Epidemiological Study and Time Series Modeling of Waterborne and Foodborne Disease Outbreaks in Northwestern Iran: 2016-2023
Abstract
Background: Outbreaks of waterborne and foodborne illnesses arise from the consumption of contaminated food or water. Factors contributing to these outbreaks include improper food storage, inadequate hygiene during food preparation, and environmental contamination. This descriptive-analytical study aimed to investigate the epidemiology and time series modeling of waterborne and foodborne disease outbreaks in West Azerbaijan Province from Jan 2016 to Dec 2023.

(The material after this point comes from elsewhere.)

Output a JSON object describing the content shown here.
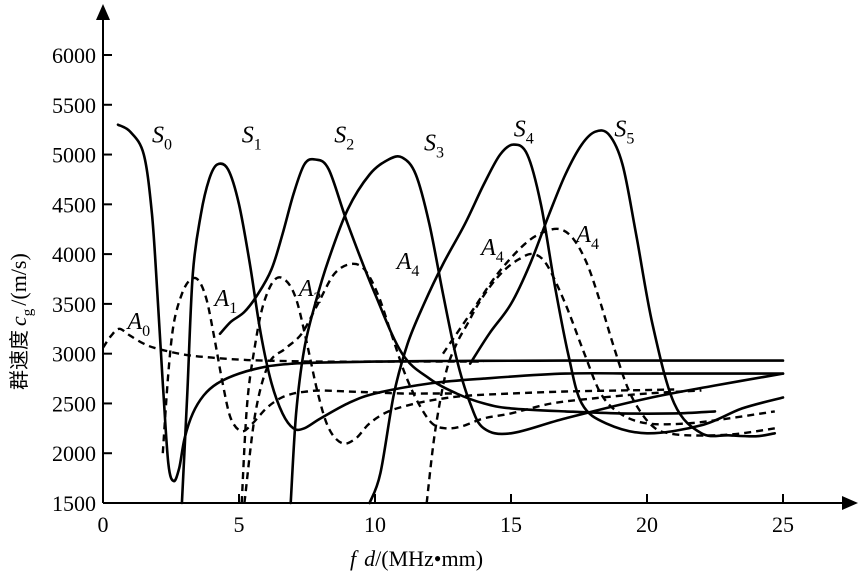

Methods: Data recorded in the health deputy's portal system were utilized for analysis. The variables examined included age, sex, number of patients, hospitalizations, fatalities, presenting symptoms, and spatial and geographical data related to the outbreaks. Box–Jenkins models were employed for time series analysis. Descriptive statistics were computed using SPSS 26 software, while modeling was conducted using R Studio 2021.09.2 and Minitab 22.2.1 software
Results: During the study period, 1306 outbreaks were reported, resulting in 2686 cases of illness, 792 hospitalizations, and 7 fatalities. The causative agent of waterborne and foodborne outbreaks was identified through laboratory testing in 43% the cases. Entamoeba histolytica (31%) was the most commonly identified pathogen, followed by E. coli (27%), and Shigella (18%). The most common locations of outbreaks were in cities (57.9%) and at home (86.9%). The ARIMA(0,0,0)(1,0,0)12 model was determined to be the most effective model for predicting future cases.
Conclusion: Water- and foodborne diseases pose a significant threat due to their rapid spread, with incidence rates increasing from 5.25 per 100,000 (2016) to 9.51 per 100,000 (2023). Fruits, juices, meat, and drinking water were primary contamination sources. Public education on food handling and safe water access are crucial for reducing disease transmission.